Berdasarkan pantaun dilapangan, kenaikan harga cabai merah dan cabai rawit, dipengaruhi faktor curah hujan yang mengganggu produksi cabai di petani cabai. Di lain pihak, pedagang pasar mengaku, pasokan komoditas cabai rawit dan cabai merah berkurang dan berimbas pada kenaikan harga. Sebagai komoditas penting, melambungnya harga cabai rawit dan cabai merah ini tentunya menuai persoalan, terutama bagi masyarakat yang menjadi konsumen setia cabai.

Bang Fe, salah satu pedagang kuliner di pusat perbelanjaan Palembang Square (PS) Mal mengatakan, persoalan tingginya harga cabai rawit dan cabai merah masih menjadi polemik. Saat ini memang, harga cabai cukup mahal bagi pelaku usaha kuliner seperti dirinya yang menggunakan cabai sebagai bahan utama.

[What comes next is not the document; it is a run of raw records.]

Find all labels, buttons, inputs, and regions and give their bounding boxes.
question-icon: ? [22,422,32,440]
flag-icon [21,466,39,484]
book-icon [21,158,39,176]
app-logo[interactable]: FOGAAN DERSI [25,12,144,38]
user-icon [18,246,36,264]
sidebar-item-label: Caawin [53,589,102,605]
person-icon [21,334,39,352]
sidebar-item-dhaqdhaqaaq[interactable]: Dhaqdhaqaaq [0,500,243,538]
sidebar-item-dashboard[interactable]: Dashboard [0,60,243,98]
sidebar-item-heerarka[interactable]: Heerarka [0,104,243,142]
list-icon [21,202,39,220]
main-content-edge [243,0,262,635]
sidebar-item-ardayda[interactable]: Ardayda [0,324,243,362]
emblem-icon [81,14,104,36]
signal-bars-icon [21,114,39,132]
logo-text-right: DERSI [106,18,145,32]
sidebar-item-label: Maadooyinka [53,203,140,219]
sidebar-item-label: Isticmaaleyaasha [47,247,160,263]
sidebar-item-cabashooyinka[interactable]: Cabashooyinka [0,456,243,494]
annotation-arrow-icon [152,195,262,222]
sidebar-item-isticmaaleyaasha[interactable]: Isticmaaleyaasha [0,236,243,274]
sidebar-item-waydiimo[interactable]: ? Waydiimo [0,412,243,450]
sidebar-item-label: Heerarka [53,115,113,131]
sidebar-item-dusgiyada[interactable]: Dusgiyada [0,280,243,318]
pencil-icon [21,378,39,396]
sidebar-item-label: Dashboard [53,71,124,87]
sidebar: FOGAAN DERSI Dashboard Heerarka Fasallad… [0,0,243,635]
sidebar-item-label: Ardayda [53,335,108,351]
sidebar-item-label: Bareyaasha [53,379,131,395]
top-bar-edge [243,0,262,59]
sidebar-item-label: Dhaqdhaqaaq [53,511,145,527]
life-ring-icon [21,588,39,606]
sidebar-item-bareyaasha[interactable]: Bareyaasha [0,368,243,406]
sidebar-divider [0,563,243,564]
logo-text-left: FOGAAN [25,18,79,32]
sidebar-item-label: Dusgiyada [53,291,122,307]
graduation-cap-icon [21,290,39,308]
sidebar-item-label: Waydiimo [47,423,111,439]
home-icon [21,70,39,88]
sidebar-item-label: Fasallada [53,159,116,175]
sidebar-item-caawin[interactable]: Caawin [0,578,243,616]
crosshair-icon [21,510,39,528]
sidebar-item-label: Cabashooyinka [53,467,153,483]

“Harga jual ke konsumen kita tetap tidak ada kenaikan, karena kebutuhan sambal nomor satu, hanya saja porsi jualannya agak dikurangi,” katanya saat dikonfirmasi Sumsel Pers, Kamis (23/1).

Diakuinya pula, hal ini tentu berpengaruh pada omzet dagangannya, karena kebetulan juga menu kita rata-rata berbahan cabai. Meski omzet sedikit menurun, tapi konsumen tidak berpengaruh. “Karena, konsumen tidak tahu menahu mau harga cabai tinggi atau rendah, kami pedagang takut mengecewakan pelanggan,” tandasnya.

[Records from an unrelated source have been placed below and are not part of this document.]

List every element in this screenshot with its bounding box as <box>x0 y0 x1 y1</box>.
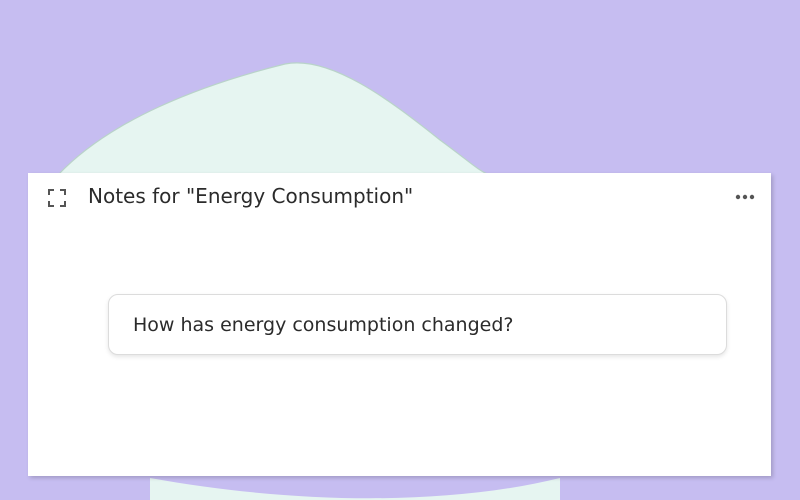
notes-panel: Notes for "Energy Consumption" How has e… <box>28 173 771 476</box>
more-options-icon[interactable] <box>733 187 757 207</box>
expand-icon[interactable] <box>48 189 66 207</box>
panel-title: Notes for "Energy Consumption" <box>88 184 414 208</box>
note-text: How has energy consumption changed? <box>133 313 514 336</box>
panel-header: Notes for "Energy Consumption" <box>28 173 771 223</box>
canvas-background: Notes for "Energy Consumption" How has e… <box>0 0 800 500</box>
note-card[interactable]: How has energy consumption changed? <box>108 294 727 355</box>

Lain lagi Fahmi, pedagang seblak yang membuka usahanya di kawasan Bukit Besar Palembang mengatakan, cabai merupakan bahan utama yang digunakannya dalam membuat seblak. “Emang lagi mahal, makanya saya kurangi porsi pembelian cabai,” sebutnya.

Ditambahkannya, untuk mensiasati harga cabai yang melambung ini, dia pun membeli cabai dengan harga terjangkau saja sebagai bahan utama masakan dagangannya. Meski harga cabai mahal, Fahmi mengklaim, dia tetap tidak menggunakan cabai bubuk. Sebab, bila menggunakan cabai bubuk, cita rasa sambal rujak akan berbeda dan pembeli disebutnya belum terbiasa. "Cabai bubuk nanti rasanya beda, nanti saya dikomplain," katanya.

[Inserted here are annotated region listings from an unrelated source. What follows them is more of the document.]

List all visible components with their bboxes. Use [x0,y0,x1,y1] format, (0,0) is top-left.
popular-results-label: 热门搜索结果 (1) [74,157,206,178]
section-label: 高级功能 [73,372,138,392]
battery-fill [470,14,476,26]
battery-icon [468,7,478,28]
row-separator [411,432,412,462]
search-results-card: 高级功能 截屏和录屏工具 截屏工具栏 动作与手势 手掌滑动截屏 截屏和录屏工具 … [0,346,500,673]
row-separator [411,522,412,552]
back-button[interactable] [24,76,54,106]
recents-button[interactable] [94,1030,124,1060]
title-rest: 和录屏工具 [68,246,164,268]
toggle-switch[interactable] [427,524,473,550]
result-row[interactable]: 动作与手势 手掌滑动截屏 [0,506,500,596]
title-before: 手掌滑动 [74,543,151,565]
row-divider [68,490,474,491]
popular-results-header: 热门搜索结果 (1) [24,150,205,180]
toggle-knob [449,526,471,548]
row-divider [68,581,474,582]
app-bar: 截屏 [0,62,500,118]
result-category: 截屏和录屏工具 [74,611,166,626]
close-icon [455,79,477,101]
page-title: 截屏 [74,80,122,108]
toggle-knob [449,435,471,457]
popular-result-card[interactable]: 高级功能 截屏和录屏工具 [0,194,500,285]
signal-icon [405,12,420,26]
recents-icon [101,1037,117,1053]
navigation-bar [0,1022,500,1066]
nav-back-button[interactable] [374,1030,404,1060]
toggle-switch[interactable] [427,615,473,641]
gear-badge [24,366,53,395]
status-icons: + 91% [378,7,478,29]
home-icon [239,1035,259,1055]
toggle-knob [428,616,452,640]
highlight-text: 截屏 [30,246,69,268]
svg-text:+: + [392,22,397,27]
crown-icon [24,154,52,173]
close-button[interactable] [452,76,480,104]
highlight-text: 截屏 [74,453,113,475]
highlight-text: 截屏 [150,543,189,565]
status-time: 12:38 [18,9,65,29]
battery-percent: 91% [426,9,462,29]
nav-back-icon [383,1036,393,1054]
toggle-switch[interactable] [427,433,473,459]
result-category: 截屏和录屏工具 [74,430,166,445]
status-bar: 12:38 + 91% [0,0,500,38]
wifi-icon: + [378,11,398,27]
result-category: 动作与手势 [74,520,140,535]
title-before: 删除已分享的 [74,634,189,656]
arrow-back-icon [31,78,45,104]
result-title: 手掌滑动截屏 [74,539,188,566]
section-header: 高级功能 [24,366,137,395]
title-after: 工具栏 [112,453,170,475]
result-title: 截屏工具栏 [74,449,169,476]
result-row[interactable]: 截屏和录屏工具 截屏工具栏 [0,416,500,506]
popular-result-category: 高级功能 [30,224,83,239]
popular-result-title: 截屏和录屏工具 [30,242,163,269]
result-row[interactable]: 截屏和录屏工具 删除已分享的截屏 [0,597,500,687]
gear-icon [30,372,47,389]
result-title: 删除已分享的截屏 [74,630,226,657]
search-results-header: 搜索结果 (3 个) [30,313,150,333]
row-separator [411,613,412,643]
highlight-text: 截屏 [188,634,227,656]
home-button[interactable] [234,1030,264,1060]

Sementara Udin, salah seorang pedagang ayam geprek mercon di kawasan Jalan Sosial, Palembang menyatakan, dikarenakan bahan utama masakan dagangannya adalah cabai merah keriting dan cabai rawit merah mengalami kenaikan harga yang cukup tinggi, untuk saat ini, dia memilih menutup sementara dagangannya.

“Penjualan kita menurun drastis, hanya cukup untuk biaya operational saja, sementara kebutuhan kita banyak, maka kita tutup untuk sementara waktu dulu, entah belum tahu kapan kita buka kembali,” ungkapnya.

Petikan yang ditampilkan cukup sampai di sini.